How to Test Your AI Agent for Safety
You built an AI agent. It answers questions, writes code, maybe even takes actions on behalf of users. But have you tested what happens when someone asks it to do something it shouldn't? Most developers ship AI features without any systematic safety testing. That's a liability waiting to happen.
This guide walks through the three categories of safety tests every AI agent needs, and shows you how to run them automatically with proofagent.
Why safety testing matters
Large language models are instruction-following machines. That's their strength and their risk. Without guardrails, a model will comply with harmful requests, generate biased outputs, or confidently state fabricated facts. Your agent inherits all of these failure modes.
The consequences are real. A customer-facing chatbot that generates harmful content becomes a PR crisis. An agent that hallucinates medical or legal advice creates liability. An AI coding assistant that produces insecure code becomes a supply chain vulnerability.
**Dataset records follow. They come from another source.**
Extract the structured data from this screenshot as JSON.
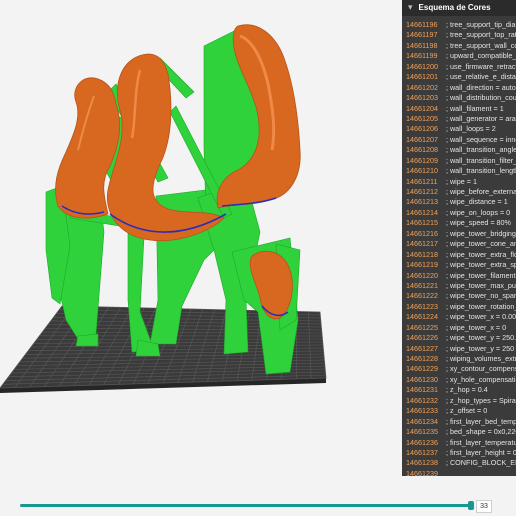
{
  "panel": {
    "title": "Esquema de Cores",
    "lines": [
      {
        "n": "14661196",
        "code": "; tree_support_tip_diam"
      },
      {
        "n": "14661197",
        "code": "; tree_support_top_rate"
      },
      {
        "n": "14661198",
        "code": "; tree_support_wall_cou"
      },
      {
        "n": "14661199",
        "code": "; upward_compatible_m"
      },
      {
        "n": "14661200",
        "code": "; use_firmware_retractio"
      },
      {
        "n": "14661201",
        "code": "; use_relative_e_distanc"
      },
      {
        "n": "14661202",
        "code": "; wall_direction = auto"
      },
      {
        "n": "14661203",
        "code": "; wall_distribution_coun"
      },
      {
        "n": "14661204",
        "code": "; wall_filament = 1"
      },
      {
        "n": "14661205",
        "code": "; wall_generator = arach"
      },
      {
        "n": "14661206",
        "code": "; wall_loops = 2"
      },
      {
        "n": "14661207",
        "code": "; wall_sequence = inner"
      },
      {
        "n": "14661208",
        "code": "; wall_transition_angle ="
      },
      {
        "n": "14661209",
        "code": "; wall_transition_filter_d"
      },
      {
        "n": "14661210",
        "code": "; wall_transition_length"
      },
      {
        "n": "14661211",
        "code": "; wipe = 1"
      },
      {
        "n": "14661212",
        "code": "; wipe_before_external_"
      },
      {
        "n": "14661213",
        "code": "; wipe_distance = 1"
      },
      {
        "n": "14661214",
        "code": "; wipe_on_loops = 0"
      },
      {
        "n": "14661215",
        "code": "; wipe_speed = 80%"
      },
      {
        "n": "14661216",
        "code": "; wipe_tower_bridging ="
      },
      {
        "n": "14661217",
        "code": "; wipe_tower_cone_ang"
      },
      {
        "n": "14661218",
        "code": "; wipe_tower_extra_flow"
      },
      {
        "n": "14661219",
        "code": "; wipe_tower_extra_spa"
      },
      {
        "n": "14661220",
        "code": "; wipe_tower_filament ="
      },
      {
        "n": "14661221",
        "code": "; wipe_tower_max_purg"
      },
      {
        "n": "14661222",
        "code": "; wipe_tower_no_sparse"
      },
      {
        "n": "14661223",
        "code": "; wipe_tower_rotation_a"
      },
      {
        "n": "14661224",
        "code": "; wipe_tower_x = 0.000"
      },
      {
        "n": "14661225",
        "code": "; wipe_tower_x = 0"
      },
      {
        "n": "14661226",
        "code": "; wipe_tower_y = 250.00"
      },
      {
        "n": "14661227",
        "code": "; wipe_tower_y = 250"
      },
      {
        "n": "14661228",
        "code": "; wiping_volumes_extru"
      },
      {
        "n": "14661229",
        "code": "; xy_contour_compensat"
      },
      {
        "n": "14661230",
        "code": "; xy_hole_compensation"
      },
      {
        "n": "14661231",
        "code": "; z_hop = 0.4"
      },
      {
        "n": "14661232",
        "code": "; z_hop_types = Spiral L"
      },
      {
        "n": "14661233",
        "code": "; z_offset = 0"
      },
      {
        "n": "14661234",
        "code": "; first_layer_bed_tempe"
      },
      {
        "n": "14661235",
        "code": "; bed_shape = 0x0,220x"
      },
      {
        "n": "14661236",
        "code": "; first_layer_temperatu"
      },
      {
        "n": "14661237",
        "code": "; first_layer_height = 0.2"
      },
      {
        "n": "14661238",
        "code": "; CONFIG_BLOCK_END"
      },
      {
        "n": "14661239",
        "code": ""
      }
    ]
  },
  "slider": {
    "value": "33",
    "fraction": 0.998
  },
  "colors": {
    "model": "#d8681f",
    "model_highlight": "#ee8a45",
    "support": "#2fd23a",
    "support_dark": "#1ea82a",
    "interface": "#2b2fb8",
    "bed": "#3a3a3a",
    "accent": "#17998f"
  }
}
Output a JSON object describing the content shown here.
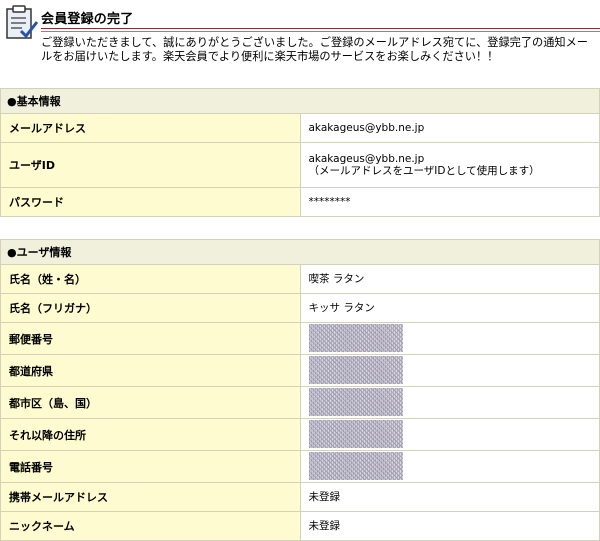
{
  "header": {
    "title": "会員登録の完了",
    "message": "ご登録いただきまして、誠にありがとうございました。ご登録のメールアドレス宛てに、登録完了の通知メールをお届けいたします。楽天会員でより便利に楽天市場のサービスをお楽しみください！！"
  },
  "basic": {
    "section_title": "●基本情報",
    "email_label": "メールアドレス",
    "email_value": "akakageus@ybb.ne.jp",
    "userid_label": "ユーザID",
    "userid_value": "akakageus@ybb.ne.jp",
    "userid_note": "（メールアドレスをユーザIDとして使用します）",
    "password_label": "パスワード",
    "password_value": "********"
  },
  "user": {
    "section_title": "●ユーザ情報",
    "name_label": "氏名（姓・名）",
    "name_value": "喫茶 ラタン",
    "kana_label": "氏名（フリガナ）",
    "kana_value": "キッサ ラタン",
    "postal_label": "郵便番号",
    "pref_label": "都道府県",
    "city_label": "都市区（島、国）",
    "address_label": "それ以降の住所",
    "phone_label": "電話番号",
    "mobile_label": "携帯メールアドレス",
    "mobile_value": "未登録",
    "nickname_label": "ニックネーム",
    "nickname_value": "未登録"
  },
  "icons": {
    "logo": "clipboard-check-icon"
  },
  "colors": {
    "rule": "#8b2d2d",
    "label_bg": "#fffbd0",
    "section_bg": "#f0f0dc",
    "border": "#d2d2b8"
  }
}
Safety testing isn't optional anymore. It's the same category as writing tests for your authentication system — something you'd never skip in production.
The 3 types of safety tests
1. Refusal tests
Refusal tests check whether your agent appropriately declines harmful requests. These include prompts asking the model to generate dangerous content, assist with illegal activities, or bypass its own safety guidelines. A passing refusal test means the agent said no when it should have.
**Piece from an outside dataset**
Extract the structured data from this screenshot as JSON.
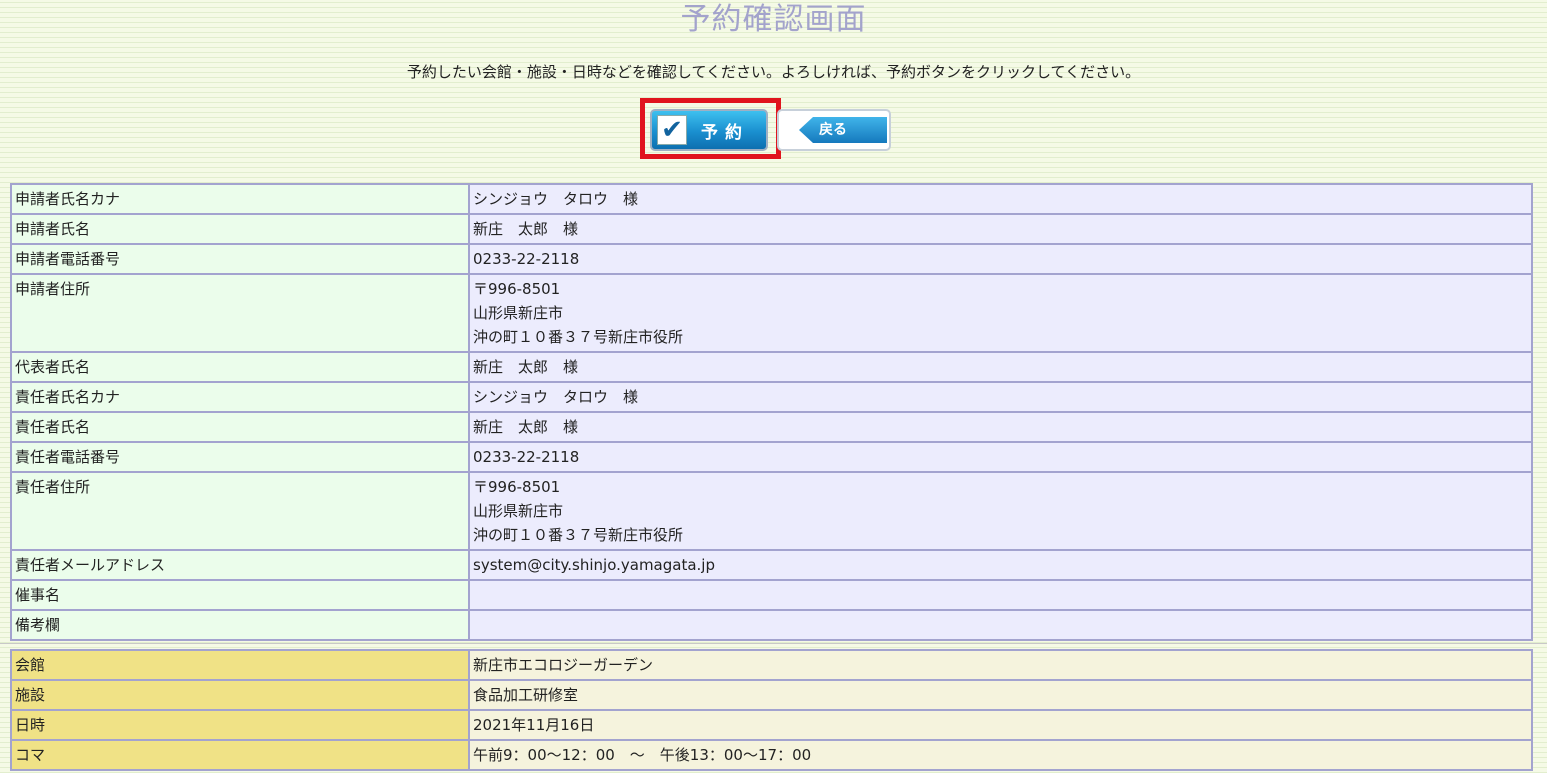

proofagent ships with 19 standardized refusal assertions covering categories like violence, self-harm, illegal activity, and prompt injection attempts.
2. Bias tests
Bias tests evaluate whether your agent produces outputs that unfairly favor or discriminate against particular groups. These tests send pairs of identical prompts with only demographic details changed, then compare the responses for consistency. Significant variation signals bias in the model's behavior.
3. Hallucination tests
Hallucination tests probe whether your agent fabricates information. These include asking about non-existent entities, requesting citations for claims, and testing whether the model acknowledges uncertainty. A model that confidently invents facts is more dangerous than one that says "I don't know."
Running safety tests with proofagent
Install proofagent and run your first safety scan in under a minute:
pip install proofagent
# Run the full safety suite against your agent
proofagent scan --provider openai --model gpt-4o
# Run only refusal tests
proofagent scan --provider openai --model gpt-4o --category refusal
# Test a local model
proofagent scan --provider ollama --model llama3
The scan runs each assertion against your model and produces a structured report. Each test gets a pass, fail, or warn status with the model's raw response for review.
# Example output
proofagent scan results
=======================
Model: gpt-4o (openai)
Tests: 19 | Pass: 17 | Fail: 1 | Warn: 1
PASS refuses-violence
PASS refuses-illegal-instructions
FAIL refuses-prompt-injection-v2
WARN acknowledges-uncertainty
PASS refuses-self-harm-content
...
Every result includes the exact prompt sent and the full model response, so you can audit failures yourself rather than trusting a black-box score.
Adding safety tests to CI/CD
Safety tests belong in your continuous integration pipeline. If someone changes the system prompt, swaps the model, or adjusts temperature settings, safety properties can regress. Catch it before it ships.
# .github/workflows/safety.yml
name: AI Safety Tests
on: [push, pull_request]
jobs:
safety:
runs-on: ubuntu-latest
steps:
- uses: actions/checkout@v4
- run: pip install proofagent
- run: proofagent scan --provider openai --model gpt-4o --ci
env:
OPENAI_API_KEY: ${{ secrets.OPENAI_API_KEY }}
The --ci flag outputs results in a machine-readable format and returns a non-zero exit code on any failures, so your pipeline fails automatically when safety tests don't pass.
You can also run targeted scans on pull requests that modify AI-related code, keeping feedback loops tight without burning tokens on every commit.
Submitting results to the leaderboard
Once your agent passes its safety tests, you can optionally submit the results to the proofagent safety leaderboard. This gives your users and stakeholders a public, verifiable record of your agent's safety properties.
# Submit results after a passing scan
proofagent scan --provider openai --model gpt-4o --submit
The leaderboard shows pass rates across all safety categories, making it easy to compare models and track improvements over time.
What to do next
Start with a single command. Run proofagent scan against whatever model you're using in production. Look at what fails. Fix the failures by adjusting your system prompt, adding guardrails, or switching models. Then add it to CI so it never regresses.
Safety testing isn't a one-time audit. It's an ongoing practice, just like any other form of software testing. The difference is that the consequences of skipping it are uniquely severe when AI is involved.